DRIFTEADOR wrote:why you'd want to tune in vacumm i don't know. the motor shouldn't need any extra fuel off boost, it would be running like stock, you only want to add fuel and pull timing DURING boost. another reason to use the pressure sensor. i'm with virus, imo, the pressure sensor makes tuning easier all around. not only with fuel but with timing as well. its easier to retard timinng .50/.75/1/whatever you want degrees per pound of boost basing off pressure rather than airflow.
Not saying you want to tune in vacuum. Just saying it's not linear.
DRIFTEADOR wrote:what i would recommend is getting the pressure sensor, adjusting for injector size, and adjusting timing before tuning to compensate for the injector size change, before tuning. that way you start off with base/stock timing.

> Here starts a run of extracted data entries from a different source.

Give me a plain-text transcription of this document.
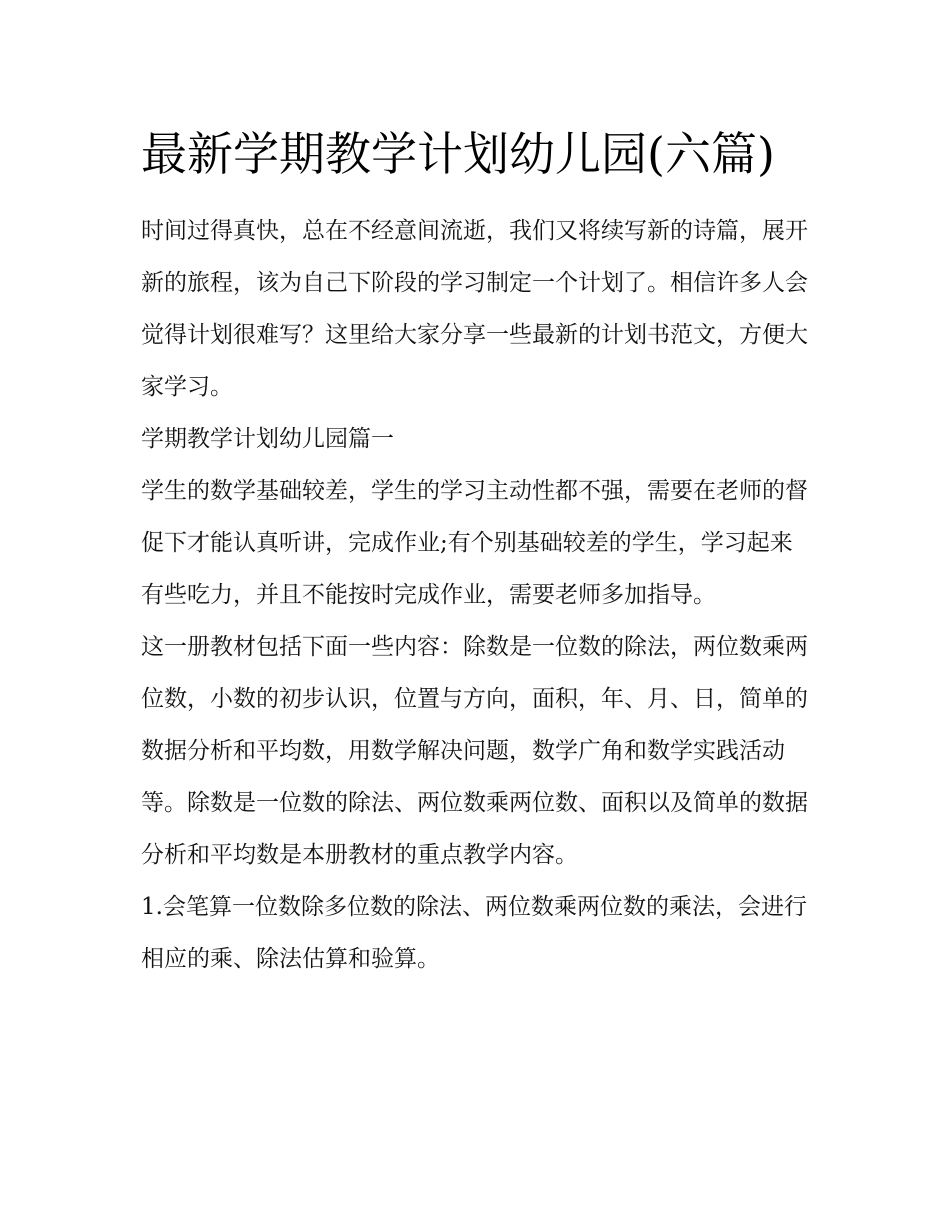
最新学期教学计划幼儿园(六篇)

时间过得真快，总在不经意间流逝，我们又将续写新的诗篇，展开新的旅程，该为自己下阶段的学习制定一个计划了。相信许多人会觉得计划很难写？这里给大家分享一些最新的计划书范文，方便大家学习。

学期教学计划幼儿园篇一

学生的数学基础较差，学生的学习主动性都不强，需要在老师的督促下才能认真听讲，完成作业;有个别基础较差的学生，学习起来有些吃力，并且不能按时完成作业，需要老师多加指导。

这一册教材包括下面一些内容：除数是一位数的除法，两位数乘两位数，小数的初步认识，位置与方向，面积，年、月、日，简单的数据分析和平均数，用数学解决问题，数学广角和数学实践活动等。除数是一位数的除法、两位数乘两位数、面积以及简单的数据分析和平均数是本册教材的重点教学内容。

1.会笔算一位数除多位数的除法、两位数乘两位数的乘法，会进行相应的乘、除法估算和验算。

Optimally, you will want to tune on a dyno using a wideband, a datalogger and a 4-gas analyzer if you want to get everything right. And this is regardless of tuning based on a MAF or a MAP sensor. And unless you have a datalogger that reads actual timing on a motor, you probably won't be able to dial in timing with the e-manage as you wouldn't know how much it advanced the timing from the injector and MAF change. Unless of course you have the stock mapping with the corresponding MAF voltages.